All this is true, but there is more than this. The precocious development of early talent and originality is the thing which strangely terrifies these examination-maniacs. They have a horror of the man who teaches himself. They have a horror of any one who ventures to think for himself and to enquire for himself at twenty-five years of age. They want, like an old hen, to mother the young mind as long as possible.

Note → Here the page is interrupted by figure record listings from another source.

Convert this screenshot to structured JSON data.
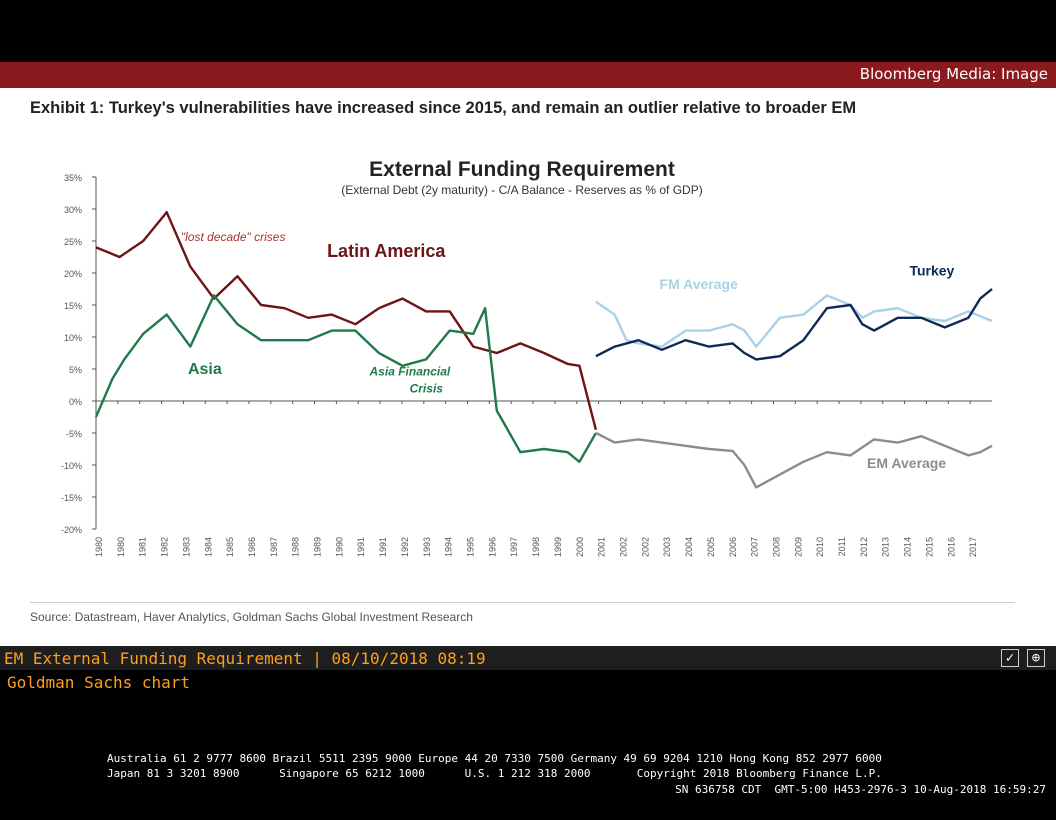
{
  "window": {
    "title": "Bloomberg Media: Image"
  },
  "exhibit_title": "Exhibit 1: Turkey's vulnerabilities have increased since 2015, and remain an outlier relative to broader EM",
  "source": "Source: Datastream, Haver Analytics, Goldman Sachs Global Investment Research",
  "caption": {
    "title": "EM External Funding Requirement | 08/10/2018 08:19",
    "subtitle": "Goldman Sachs chart"
  },
  "icons": [
    "check-icon",
    "share-icon"
  ],
  "footer": {
    "line1": "Australia 61 2 9777 8600 Brazil 5511 2395 9000 Europe 44 20 7330 7500 Germany 49 69 9204 1210 Hong Kong 852 2977 6000",
    "line2": "Japan 81 3 3201 8900      Singapore 65 6212 1000      U.S. 1 212 318 2000       Copyright 2018 Bloomberg Finance L.P.",
    "line3": "SN 636758 CDT  GMT-5:00 H453-2976-3 10-Aug-2018 16:59:27"
  },
  "chart_data": {
    "type": "line",
    "title": "External Funding Requirement",
    "subtitle": "(External Debt (2y maturity) - C/A Balance - Reserves as % of GDP)",
    "x_range": [
      1980,
      2018
    ],
    "ylim": [
      -20,
      35
    ],
    "yticks": [
      -20,
      -15,
      -10,
      -5,
      0,
      5,
      10,
      15,
      20,
      25,
      30,
      35
    ],
    "ytick_labels": [
      "-20%",
      "-15%",
      "-10%",
      "-5%",
      "0%",
      "5%",
      "10%",
      "15%",
      "20%",
      "25%",
      "30%",
      "35%"
    ],
    "xtick_labels": [
      "1980",
      "1980",
      "1981",
      "1982",
      "1983",
      "1984",
      "1985",
      "1986",
      "1987",
      "1988",
      "1989",
      "1990",
      "1991",
      "1991",
      "1992",
      "1993",
      "1994",
      "1995",
      "1996",
      "1997",
      "1998",
      "1999",
      "2000",
      "2001",
      "2002",
      "2002",
      "2003",
      "2004",
      "2005",
      "2006",
      "2007",
      "2008",
      "2009",
      "2010",
      "2011",
      "2012",
      "2013",
      "2014",
      "2015",
      "2016",
      "2017"
    ],
    "colors": {
      "latam": "#6e1414",
      "asia": "#1e7a4a",
      "fm": "#a9d1ea",
      "turkey": "#0d2a55",
      "em": "#8c8c8c",
      "axis": "#555555"
    },
    "annotations": [
      {
        "text": "\"lost decade\" crises",
        "x": 1983.6,
        "y": 25,
        "color": "#a83232",
        "style": "italic",
        "size": 12
      },
      {
        "text": "Latin America",
        "x": 1989.8,
        "y": 22.5,
        "color": "#6e1414",
        "weight": "bold",
        "size": 18
      },
      {
        "text": "Asia",
        "x": 1983.9,
        "y": 4.2,
        "color": "#1e7a4a",
        "weight": "bold",
        "size": 16
      },
      {
        "text": "Asia Financial",
        "x": 1991.6,
        "y": 4,
        "color": "#1e7a4a",
        "style": "italic",
        "weight": "bold",
        "size": 12
      },
      {
        "text": "Crisis",
        "x": 1993.3,
        "y": 1.3,
        "color": "#1e7a4a",
        "style": "italic",
        "weight": "bold",
        "size": 12
      },
      {
        "text": "FM Average",
        "x": 2003.9,
        "y": 17.5,
        "color": "#a9d1ea",
        "weight": "bold",
        "size": 14
      },
      {
        "text": "Turkey",
        "x": 2014.5,
        "y": 19.6,
        "color": "#0d2a55",
        "weight": "bold",
        "size": 14
      },
      {
        "text": "EM Average",
        "x": 2012.7,
        "y": -10.5,
        "color": "#8c8c8c",
        "weight": "bold",
        "size": 14
      }
    ],
    "series": [
      {
        "name": "Latin America",
        "key": "latam",
        "x": [
          1980,
          1981,
          1982,
          1983,
          1984,
          1985,
          1986,
          1987,
          1988,
          1989,
          1990,
          1991,
          1992,
          1993,
          1994,
          1995,
          1996,
          1997,
          1998,
          1999,
          2000,
          2000.5,
          2001.2
        ],
        "y": [
          24,
          22.5,
          25,
          29.5,
          21,
          16,
          19.5,
          15,
          14.5,
          13,
          13.5,
          12,
          14.5,
          16,
          14,
          14,
          8.5,
          7.5,
          9,
          7.5,
          5.8,
          5.5,
          -4.5
        ]
      },
      {
        "name": "Asia",
        "key": "asia",
        "x": [
          1980,
          1980.7,
          1981.2,
          1982,
          1983,
          1984,
          1985,
          1986,
          1987,
          1988,
          1989,
          1990,
          1991,
          1992,
          1993,
          1994,
          1995,
          1996,
          1996.5,
          1997,
          1998,
          1999,
          2000,
          2000.5,
          2001.2
        ],
        "y": [
          -2.5,
          3.5,
          6.5,
          10.5,
          13.5,
          8.5,
          16.5,
          12,
          9.5,
          9.5,
          9.5,
          11,
          11,
          7.5,
          5.5,
          6.5,
          11,
          10.5,
          14.5,
          -1.5,
          -8,
          -7.5,
          -8,
          -9.5,
          -5
        ]
      },
      {
        "name": "EM Average",
        "key": "em",
        "x": [
          2001.2,
          2002,
          2003,
          2004,
          2005,
          2006,
          2007,
          2007.5,
          2008,
          2009,
          2010,
          2011,
          2012,
          2013,
          2014,
          2015,
          2016,
          2017,
          2017.5,
          2018
        ],
        "y": [
          -5,
          -6.5,
          -6,
          -6.5,
          -7,
          -7.5,
          -7.8,
          -10,
          -13.5,
          -11.5,
          -9.5,
          -8,
          -8.5,
          -6,
          -6.5,
          -5.5,
          -7,
          -8.5,
          -8,
          -7
        ]
      },
      {
        "name": "FM Average",
        "key": "fm",
        "x": [
          2001.2,
          2002,
          2002.5,
          2003,
          2004,
          2005,
          2006,
          2007,
          2007.5,
          2008,
          2009,
          2010,
          2011,
          2012,
          2012.5,
          2013,
          2014,
          2015,
          2016,
          2017,
          2018
        ],
        "y": [
          15.5,
          13.5,
          9.5,
          9,
          8.5,
          11,
          11,
          12,
          11,
          8.5,
          13,
          13.5,
          16.5,
          15,
          13,
          14,
          14.5,
          13,
          12.5,
          14,
          12.5
        ]
      },
      {
        "name": "Turkey",
        "key": "turkey",
        "x": [
          2001.2,
          2002,
          2003,
          2004,
          2005,
          2006,
          2007,
          2007.5,
          2008,
          2009,
          2010,
          2011,
          2012,
          2012.5,
          2013,
          2014,
          2015,
          2016,
          2017,
          2017.5,
          2018
        ],
        "y": [
          7,
          8.5,
          9.5,
          8,
          9.5,
          8.5,
          9,
          7.5,
          6.5,
          7,
          9.5,
          14.5,
          15,
          12,
          11,
          13,
          13,
          11.5,
          13,
          16,
          17.5
        ]
      }
    ]
  }
}
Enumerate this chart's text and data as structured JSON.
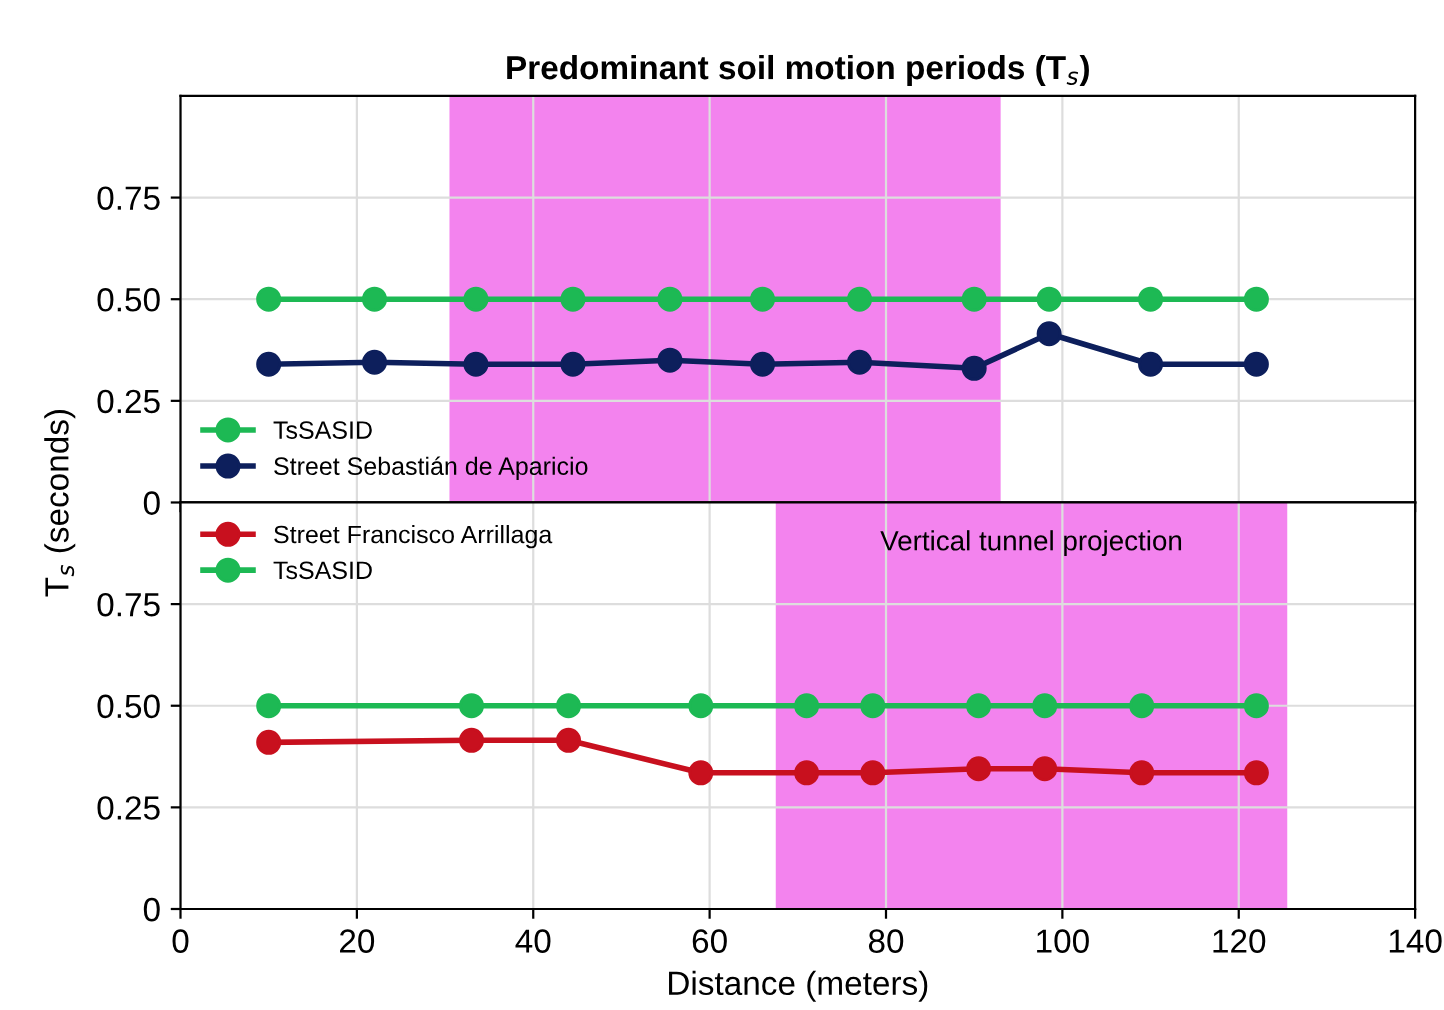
{
  "chart_data": [
    {
      "type": "line",
      "title": "Predominant soil motion periods (T$_{s}$)",
      "xlim": [
        0,
        140
      ],
      "xticks": [
        0,
        20,
        40,
        60,
        80,
        100,
        120,
        140
      ],
      "ylim": [
        0,
        1.0
      ],
      "yticks": [
        0,
        0.25,
        {
          "value": 0.5,
          "label": "0.50"
        },
        0.75
      ],
      "grid": true,
      "legend": "bottom left",
      "marker": "circle",
      "tick_labels": "y",
      "x": [
        10,
        22,
        33.5,
        44.5,
        55.5,
        66,
        77,
        90,
        98.5,
        110,
        122
      ],
      "series": [
        {
          "name": "TsSASID",
          "color": "#1db954",
          "values": [
            0.5,
            0.5,
            0.5,
            0.5,
            0.5,
            0.5,
            0.5,
            0.5,
            0.5,
            0.5,
            0.5
          ]
        },
        {
          "name": "Street Sebastián de Aparicio",
          "color": "#0d1f5c",
          "values": [
            0.34,
            0.345,
            0.34,
            0.34,
            0.35,
            0.34,
            0.345,
            0.33,
            0.415,
            0.34,
            0.34
          ]
        }
      ],
      "bands": [
        {
          "axis": "x",
          "from": 30.5,
          "to": 93,
          "color": "#f383ee"
        }
      ]
    },
    {
      "type": "line",
      "xlabel": "Distance (meters)",
      "ylabel": "T$_{s}$ (seconds)",
      "xlim": [
        0,
        140
      ],
      "xticks": [
        0,
        20,
        40,
        60,
        80,
        100,
        120,
        140
      ],
      "ylim": [
        0,
        1.0
      ],
      "yticks": [
        0,
        0.25,
        {
          "value": 0.5,
          "label": "0.50"
        },
        0.75
      ],
      "grid": true,
      "legend": "top left",
      "marker": "circle",
      "x": [
        10,
        33,
        44,
        59,
        71,
        78.5,
        90.5,
        98,
        109,
        122
      ],
      "series": [
        {
          "name": "Street Francisco Arrillaga",
          "color": "#c8101e",
          "values": [
            0.41,
            0.415,
            0.415,
            0.335,
            0.335,
            0.335,
            0.345,
            0.345,
            0.335,
            0.335
          ]
        },
        {
          "name": "TsSASID",
          "color": "#1db954",
          "values": [
            0.5,
            0.5,
            0.5,
            0.5,
            0.5,
            0.5,
            0.5,
            0.5,
            0.5,
            0.5
          ]
        }
      ],
      "bands": [
        {
          "axis": "x",
          "from": 67.5,
          "to": 125.5,
          "color": "#f383ee",
          "label": "Vertical tunnel projection"
        }
      ]
    }
  ]
}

They will not let it find its own feet, till very late, and till, as the scoffer might well say, its limbs are absolutely atrophied. I do not say that they are wrong. The man who has taught himself is apt to be a vain, conceited fellow who takes pleasure in thinking for himself, and has an absolute delight in despising the thoughts of others. It is, however, no less the fact, that it is among these self-taught men that we find those vigorous spirits who venture boldly beyond the domain of human science and extend its frontier. The question then is which is best, to favour all these troublesome self-taught people in the hope of finding some good ones among them, or by crossing and worrying them to run the risk of destroying the good as well as the bad. I am myself strongly in favour of the first of these alternatives. It is better to let all go their own way, even though pretenders to originality come to grief, a thing that matters very little. Minds that are truly original will develop themselves and find room for the expansion of all their powers.
But here,--take note how the democratic spirit comes in everywhere--the question of numbers is raised. Ten times more numerous, I am told, are the pretenders to originality whom we save from themselves by discipline than the true geniuses whose wings we clip.